デジタル課税の論点

土居 丈朗・慶應義塾大学経済学部教授
開催:
05月23日(木) 14:00~15:30
会場:
日本経済新聞社東京本社ビル 6階セミナールーム2

■講師略歴

(どい たけろう) 1993年大阪大学経済学部卒、99年東京大学大学院経済学研究科博士課程修了。慶應義塾大学准教授などを経て、2009年から現職。経済学博士

 

■要旨

無形資産による超過収益に税―欧州各国、相次ぎ売上税採用

①デジタル課税の議論は多国籍企業の租税回避防止を目的とする経済協力開発機構(OECD)のプロジェクトが起源で、「価値が創造されたところで税金を支払う」という原則に即して議論されている。デジタルビジネスで、利益を上げる取引をした顧客を突き止めてその地で課税することを模索している。デジタル課税は消費課税と似たところがある。

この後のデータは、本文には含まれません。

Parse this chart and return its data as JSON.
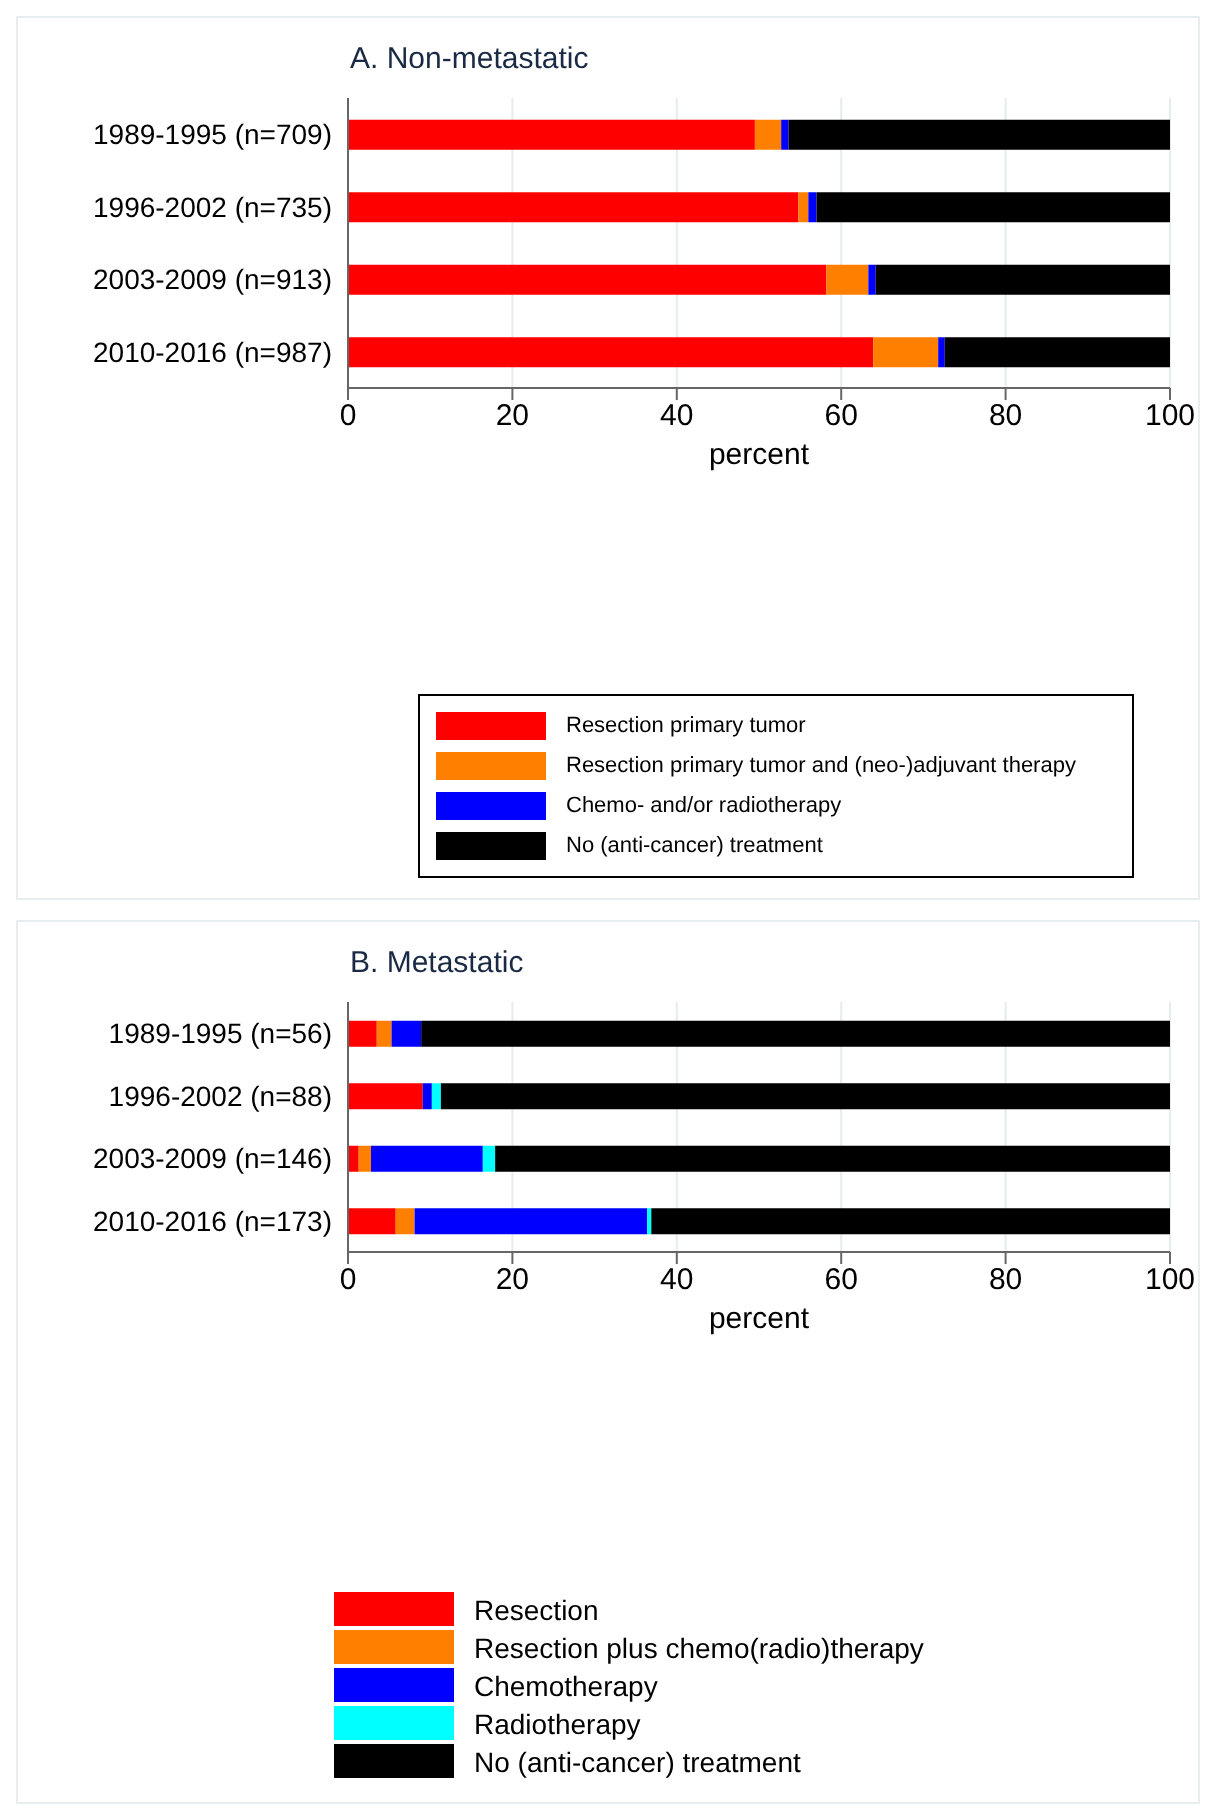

②欧州委員会(EC)が2018年にデジタル課税の報告書をまとめた。しかし、EU諸国が合意できなかったことから、19年から英国・フランス・イタリア・スペインは相次いで、デジタルビジネスに対する売上高への課税という形でデジタル課税導入に動いている。

③デジタル課税は20カ国・地域(G20)首脳会議でも議論の対象となっている。議論の柱は主に、①国家間の利益配分ルールの見直し、②税源浸食への対抗措置―の2点で、合意すれば包括的な法人税改革の流れにつながるが、合意できないと各国が個別に対応して混とんとした状況が続く。